The original study was conducted in 2007 by researchers at Yale University. Published in the journal Nature, the article was published by Kiley Hamlin and her team, and has since seemingly been reproduced successfully. The study made 6-month-olds and 10-month-old babies watch two interactions. In the first, a climber tried to ascend a hill, only to be either helped or hindered by a second person. The second task asked the infants to pick who they liked better: the helper or the hinderer. The babies overwhelmingly chose the helper.

Not so fast says Damian Scarf and his fellow researchers from New Zealand's University of Otago, in their study published in PLoS One, as the researchers were probably conflating two things. In the original interaction, both the helper and the hinderer bump into the climber, and the researchers say that the babies probably did not like that very much. At the end, in Hamlin's study, the climber jumped for joy at the top of the hill, which Scarf and his team thought that babies liked. According to Scarf, the babies picked the helpers not because they enjoyed helping others and could differentiate between right and wrong, but because after the helper's interaction with the climber, the climber jumped for joy.

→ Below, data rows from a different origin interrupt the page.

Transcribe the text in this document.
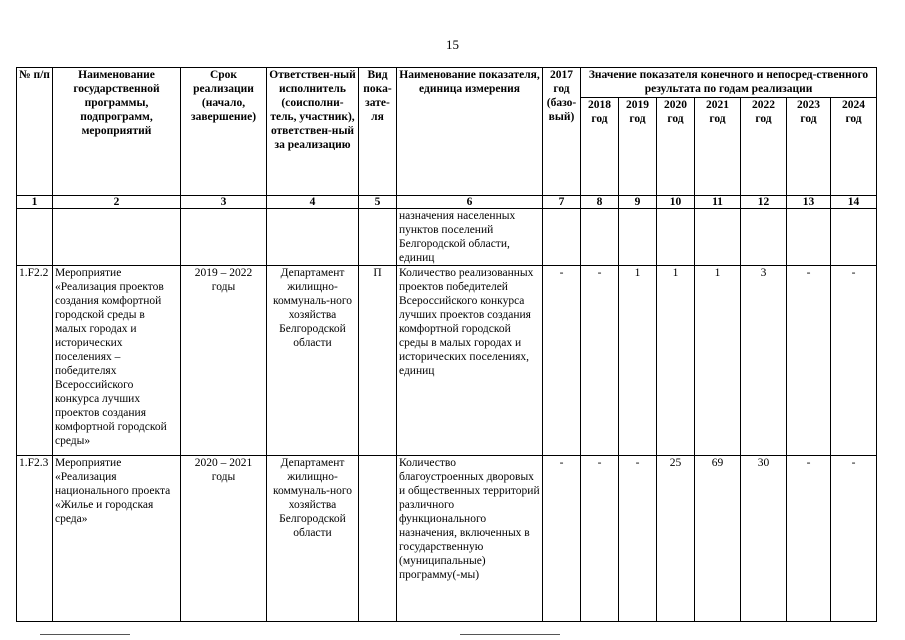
15
№ п/п	Наименование государственной программы, подпрограмм, мероприятий	Срок реализации (начало, завершение)	Ответствен-ный исполнитель (соисполни-тель, участник), ответствен-ный за реализацию	Вид пока-зате-ля	Наименование показателя, единица измерения	2017 год (базо-вый)	Значение показателя конечного и непосред-ственного результата по годам реализации						
							2018 год	2019 год	2020 год	2021 год	2022 год	2023 год	2024 год
1	2	3	4	5	6	7	8	9	10	11	12	13	14
					назначения населенных пунктов поселений Белгородской области, единиц								
1.F2.2	Мероприятие «Реализация проектов создания комфортной городской среды в малых городах и исторических поселениях – победителях Всероссийского конкурса лучших проектов создания комфортной городской среды»	2019 – 2022 годы	Департамент жилищно-коммуналь-ного хозяйства Белгородской области	П	Количество реализованных проектов победителей Всероссийского конкурса лучших проектов создания комфортной городской среды в малых городах и исторических поселениях, единиц	-	-	1	1	1	3	-	-
1.F2.3	Мероприятие «Реализация национального проекта «Жилье и городская среда»	2020 – 2021 годы	Департамент жилищно-коммуналь-ного хозяйства Белгородской области		Количество благоустроенных дворовых и общественных территорий различного функционального назначения, включенных в государственную (муниципальные) программу(-мы)	-	-	-	25	69	30	-	-
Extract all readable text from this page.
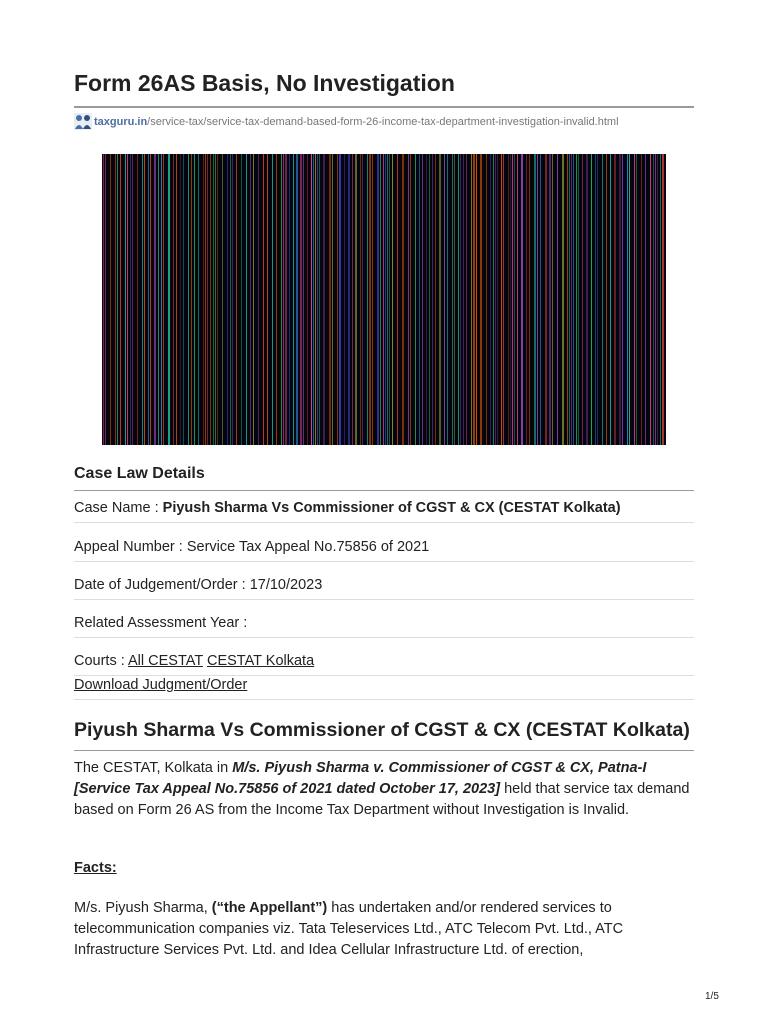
Form 26AS Basis, No Investigation
taxguru.in /service-tax/service-tax-demand-based-form-26-income-tax-department-investigation-invalid.html
Case Law Details
Case Name : Piyush Sharma Vs Commissioner of CGST & CX (CESTAT Kolkata)
Appeal Number : Service Tax Appeal No.75856 of 2021
Date of Judgement/Order : 17/10/2023
Related Assessment Year :
Courts : All CESTAT CESTAT Kolkata
Download Judgment/Order
Piyush Sharma Vs Commissioner of CGST & CX (CESTAT Kolkata)

The CESTAT, Kolkata in M/s. Piyush Sharma v. Commissioner of CGST & CX, Patna-I [Service Tax Appeal No.75856 of 2021 dated October 17, 2023] held that service tax demand based on Form 26 AS from the Income Tax Department without Investigation is Invalid.

Facts:

M/s. Piyush Sharma, (“the Appellant”) has undertaken and/or rendered services to telecommunication companies viz. Tata Teleservices Ltd., ATC Telecom Pvt. Ltd., ATC Infrastructure Services Pvt. Ltd. and Idea Cellular Infrastructure Ltd. of erection,

1/5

So Scarf and his investigative team recreated the study, but with some crucial differences. They performed the climber-helper interaction, but without the jumping at the end. They also performed an additional interaction with the climber and a neutral person. The collision remained in both sets of interaction. Scarf and his team found that babies tended to prefer the neutral person over the helper.

Then Scarf and his colleagues manipulated the task, so that the climber bounced at the end of interactions with the helper and with the hinderer. They postulated that infants would prefer the person associated with the climbers' leap for joy. Indeed, when shown interactions in which the climber bounced after meeting the helper, babies preferred the helper. But babies also preferred the hinderer if the climber bounced after their interaction and babies preferred the helper and the hinderer in about equal numbers if the climber bounced after both interactions.

The study casts doubt on Hamlin's idea that moral compasses are innate, rather than learned.